Shooting based on an integrated inertial navigation position is likely to be a waste of time. If you aren’t using vision code or otherwise aligning the robot to field elements, you’re unlikely to hit a high goal. At least practice this to find your shot percentage so you can figure out whether the extra five points when you make it is worth the time to track the boulder down when you miss.
Don’t just acquire a target; let it tell you where you are. The farther away you are, the smaller it shall appear. Don’t shoot if the target is too small.
I continue to think we are vastly overestimating the number of teams that will successfully shoot high goals in autonomous. This is one of many, many issues teams will have in doing so.
So this won’t be a big deal, if only because less than half a dozen teams per event will be successful in auton any way and other teams will stop trying to shoot.
It’s not quite this simple to tell if you are stuck on a defense though.
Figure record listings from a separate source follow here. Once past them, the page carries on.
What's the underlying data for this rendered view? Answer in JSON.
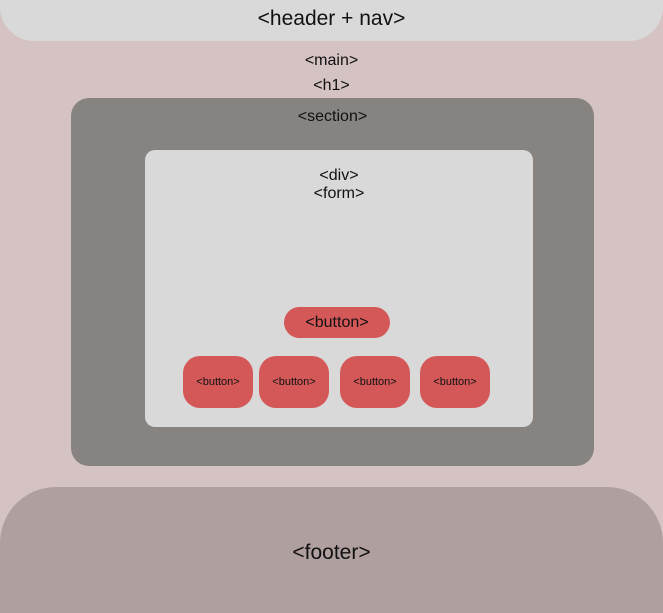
{
  "header": {
    "label": "<header + nav>"
  },
  "main": {
    "label": "<main>"
  },
  "h1": {
    "label": "<h1>"
  },
  "section": {
    "label": "<section>"
  },
  "div": {
    "label": "<div>"
  },
  "form": {
    "label": "<form>"
  },
  "buttons": {
    "primary": "<button>",
    "row": [
      "<button>",
      "<button>",
      "<button>",
      "<button>"
    ]
  },
  "footer": {
    "label": "<footer>"
  },
  "colors": {
    "background": "#d5c2c2",
    "header": "#d9d9d9",
    "section": "#878381",
    "div": "#d9d9d9",
    "button": "#d45858",
    "footer": "#b09f9f"
  }
}
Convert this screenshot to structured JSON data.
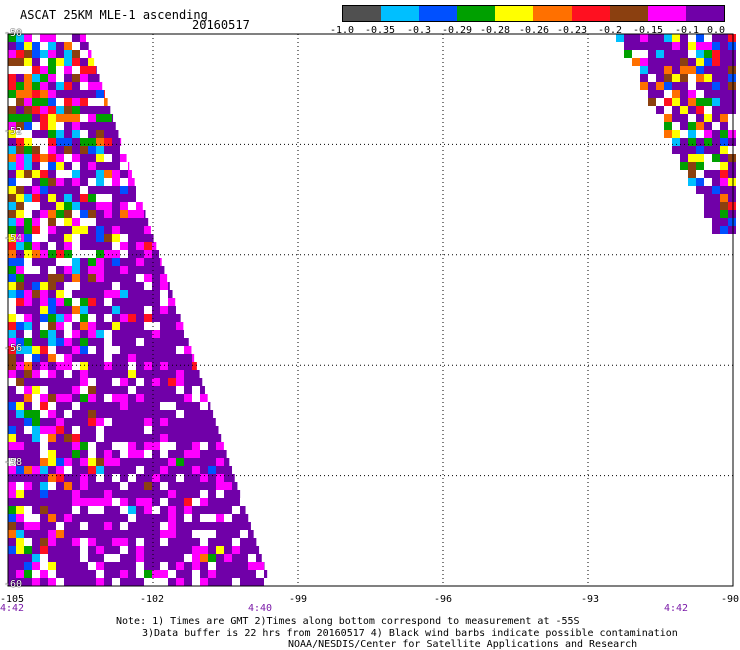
{
  "header": {
    "title": "ASCAT 25KM MLE-1 ascending",
    "date": "20160517"
  },
  "colorbar": {
    "colors": [
      "#505050",
      "#00bfff",
      "#0050ff",
      "#00a000",
      "#ffff00",
      "#ff7000",
      "#ff1020",
      "#8b4010",
      "#ff00ff",
      "#7000a8"
    ],
    "labels": [
      "-1.0",
      "-0.35",
      "-0.3",
      "-0.29",
      "-0.28",
      "-0.26",
      "-0.23",
      "-0.2",
      "-0.15",
      "-0.1",
      "0.0"
    ]
  },
  "map": {
    "lon_range": [
      -105,
      -90
    ],
    "lat_range": [
      -60,
      -50
    ],
    "x_ticks": [
      "-105",
      "-102",
      "-99",
      "-96",
      "-93",
      "-90"
    ],
    "y_ticks": [
      "-50",
      "-52",
      "-54",
      "-56",
      "-58",
      "-60"
    ],
    "times": [
      "4:42",
      "4:40",
      "4:42"
    ]
  },
  "notes": {
    "line1": "Note: 1) Times are GMT 2)Times along bottom correspond to measurement at -55S",
    "line2": "3)Data buffer is 22 hrs from 20160517 4) Black wind barbs indicate possible contamination",
    "line3": "NOAA/NESDIS/Center for Satellite Applications and Research"
  }
}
Teams can still be trapped on defenses when their robots are parallel to the floor. This will be very common on the moat, and could still happen with many other defenses.
I don’t necessarily see the accelerometer as a viable option for getting reliable data in autonomous unless you plan on only crossing defenses with level surfaces (unlike the moat or rough terrain). Otherwise, you will find that the inaccuracy of the accelerometer will hinder your tracking of positions on the field.
Unless you just plan to use the accelerometer to sense when your robot has settled back down. Don’t need to know you are flat, just need to know you are not moving all over the place.
We have developed a great way to tell if we made it to the other side of the outer works so we don’t rely on encoders. Hint: The outerworks are a lot shinier than the carpet.